As an example, even farmers that irrigate for mitigating climate variability are facing less certain agricultural outcomes and increasing competition over resource allocation due to the depletion of surface and groundwater resources alike. Among other things, this is putting grave pressure on communities and water institutions. It helps to undermine the legitimacy of the latter and their ability to carry out work effectively.

Efforts to increase knowledge about runoff formation, water distribution as well as best use and management effectiveness are often hampered by the lack of sufficient meteorological, hydro-meteorological, ago-meteorological and other related data. And even where available, stakeholders often are short of knowledge and technology on how to make opportune use of these data. Furthermore, education and learning channels are mostly absent through which knowledge and technology diffusion could happen.
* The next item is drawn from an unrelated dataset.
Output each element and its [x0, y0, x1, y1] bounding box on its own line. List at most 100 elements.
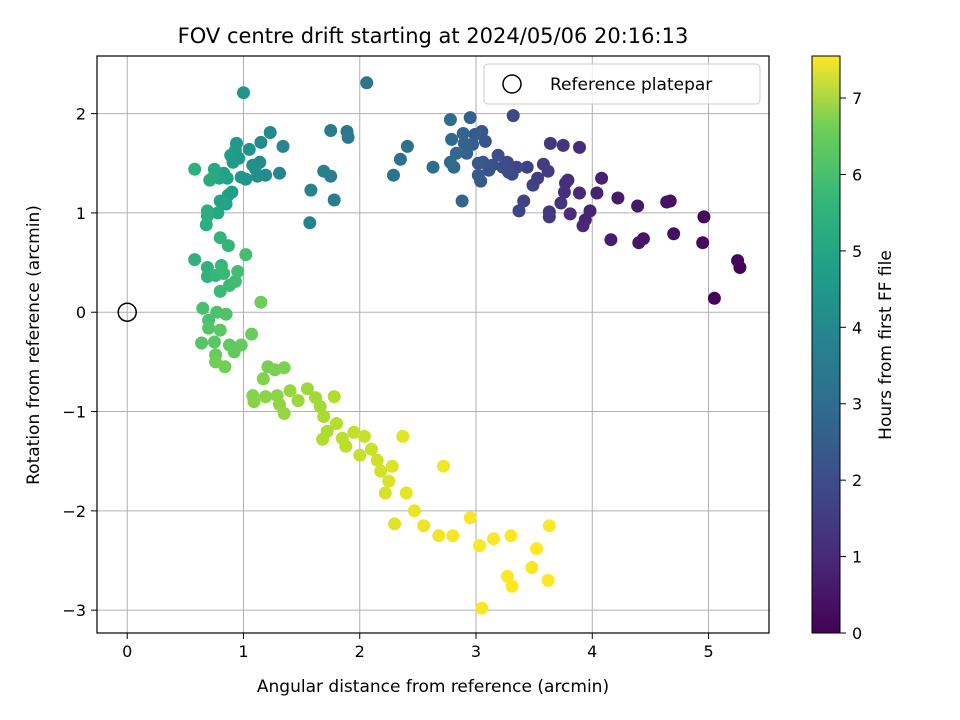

On top of that, tools that monitor, model, inform and manage water supplies in tactical and strategic terms relative to demand are often missing which leaves local stakeholders with the practice of informed guessing, e.g. through gambling on the rains. Sub-optimal and unsustainable outcomes result. They translate into water insecurity which has measurable adverse impacts on communities, their livelihoods and the environment and ecosystems.

In short, traditional water monitoring and management is too often a story of failures and inefficient investments. This greatly hampers any effort towards effective decision-support for integrated water resources management in places where pronounced resource scarcity, high variability in supplies and strong growth in water demand overlap with agency underfunding. The arid and semi-arid developing world regions rank here most prominently.

It is time that innovation enters more prominently the water resources management domain, also and especially through well-targeted and guided community-based crowd-sensing.